Lado Odishvili

Personal information
- Date of birth: 28 May 2003 (age 22)
- Place of birth: Georgia
- Position(s): Defender

Team information
- Current team: Telavi
- Number: 39

Youth career
- Locomotive

Senior career*
- Years: Team / Apps / (Gls)
- 2021: Locomotive-2
- 2022: Vazisubani
- 2023: Ilanka Rzepin
- 2024–: Telavi / 44 / (0)

International career^{‡}
- 2021: Georgia U19 / 1 / (0)
- 2024: Georgia U20 / 1 / (0)
- 2024–: Georgia U21 / 4 / (0)

= Lado Odishvili =

Georgian footballer (born 2003)

Lado Odishvili (ლადო ოდიშვილი; born 28 May 2003) is a Georgian professional footballer who plays as a defender for Erovnuli Liga club Telavi.

==Club career==
Odishvili is a product of Locomotive's youth academy. He played in U15 Golden League before being promoted to Locomotive-2.

In early March 2023, Polish IV liga side Ilanka Rzepin announced the signing of Odishvili.
In his second game for the team, Odishvili scored in a 3–1 away win over Celuloza Kostrzyn nad Odrą, shortly followed by another two goals.

In February 2024, Odishvili was among eleven new players introduced by Erovnuli Liga club Telavi. He made his debut in the top tier against Iberia 1999 on 2 March 2024 and quickly established himself as a regular player, making 29 league appearances in his first season for the team.

==International career==
Odishvili was first called up by coach Vasil Maisuradze to the national U19 team for two friendlies against Estonia in September 2021.

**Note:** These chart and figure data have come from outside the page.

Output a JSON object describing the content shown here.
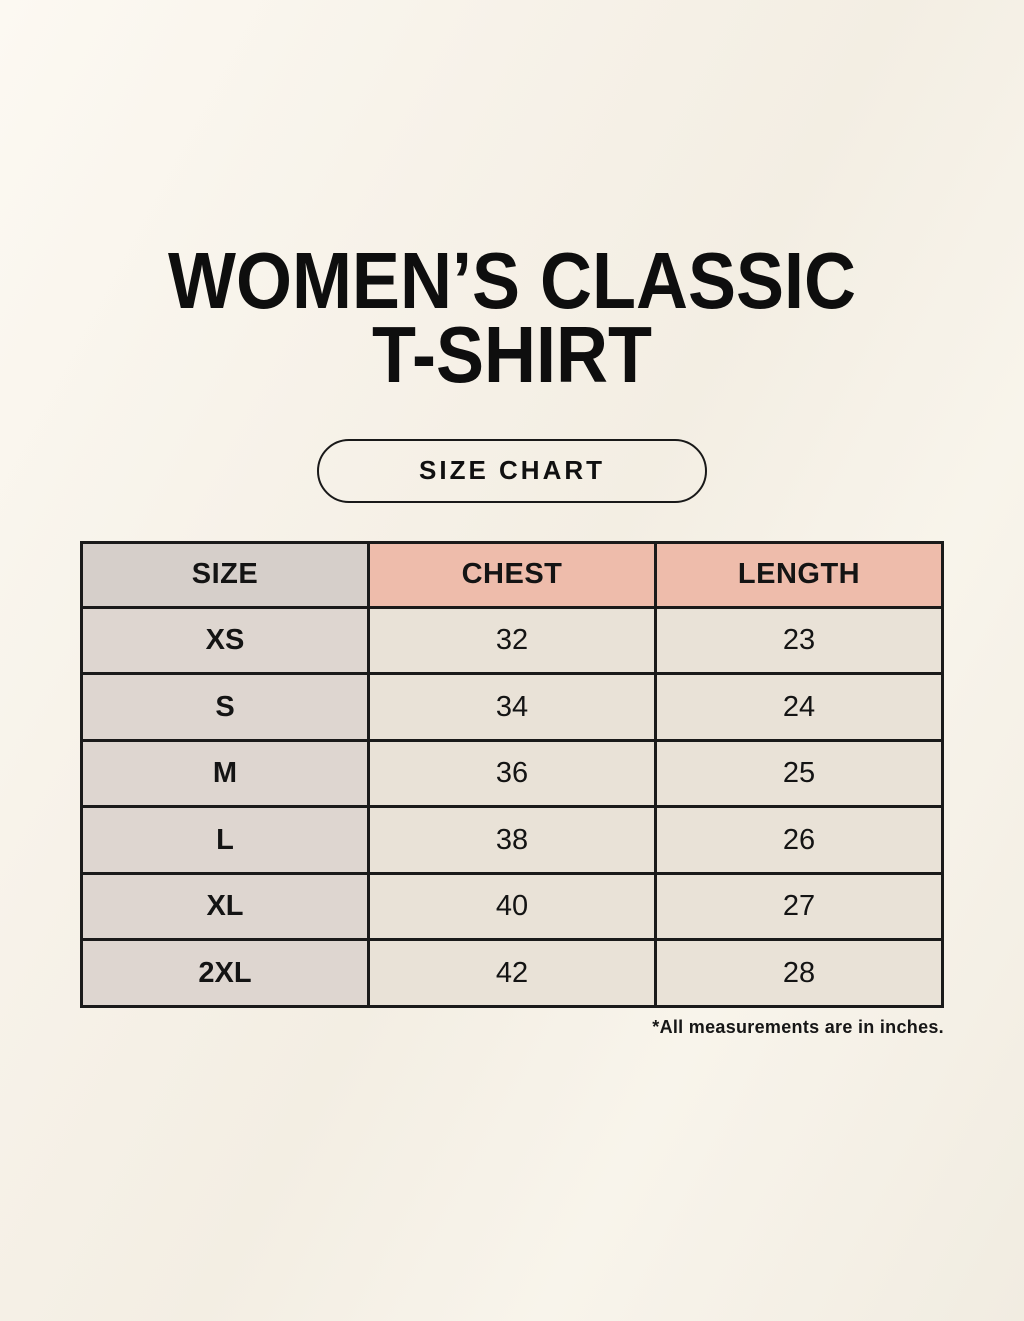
{
  "title": {
    "line1": "WOMEN’S CLASSIC",
    "line2": "T-SHIRT"
  },
  "badge": {
    "label": "SIZE CHART"
  },
  "chart_data": {
    "type": "table",
    "title": "WOMEN’S CLASSIC T-SHIRT",
    "subtitle": "SIZE CHART",
    "columns": [
      "SIZE",
      "CHEST",
      "LENGTH"
    ],
    "rows": [
      [
        "XS",
        "32",
        "23"
      ],
      [
        "S",
        "34",
        "24"
      ],
      [
        "M",
        "36",
        "25"
      ],
      [
        "L",
        "38",
        "26"
      ],
      [
        "XL",
        "40",
        "27"
      ],
      [
        "2XL",
        "42",
        "28"
      ]
    ],
    "note": "*All measurements are in inches.",
    "units": "inches"
  },
  "colors": {
    "page_bg": "#f6f2e8",
    "header_pink": "#eebcab",
    "column_gray_header": "#d6cfca",
    "column_gray": "#ded6d0",
    "cell_cream": "#e9e2d7",
    "border_black": "#1a1a1a",
    "text_black": "#141414"
  }
}
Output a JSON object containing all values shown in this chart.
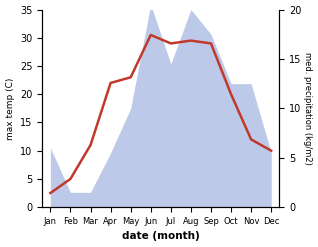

On 8 June 2024, Odishvili took part in a friendly U20 game against Kazakhtan, being the only Georgian footballer who played the entire match. Three months later, he joined the U21 team in its 2025 UEFA European Under-21 Championship qualifying campaign in September 2024. Odishvili made his first appearance for the team as a substitute against Netherlands on 9 September.

As the team qualified for the 2025 UEFA European Under-21 Championship following a dramatic play-off victory over Croatia, Odishvili was named in a 23-men squad by coach Ramaz Svanadze in June 2025.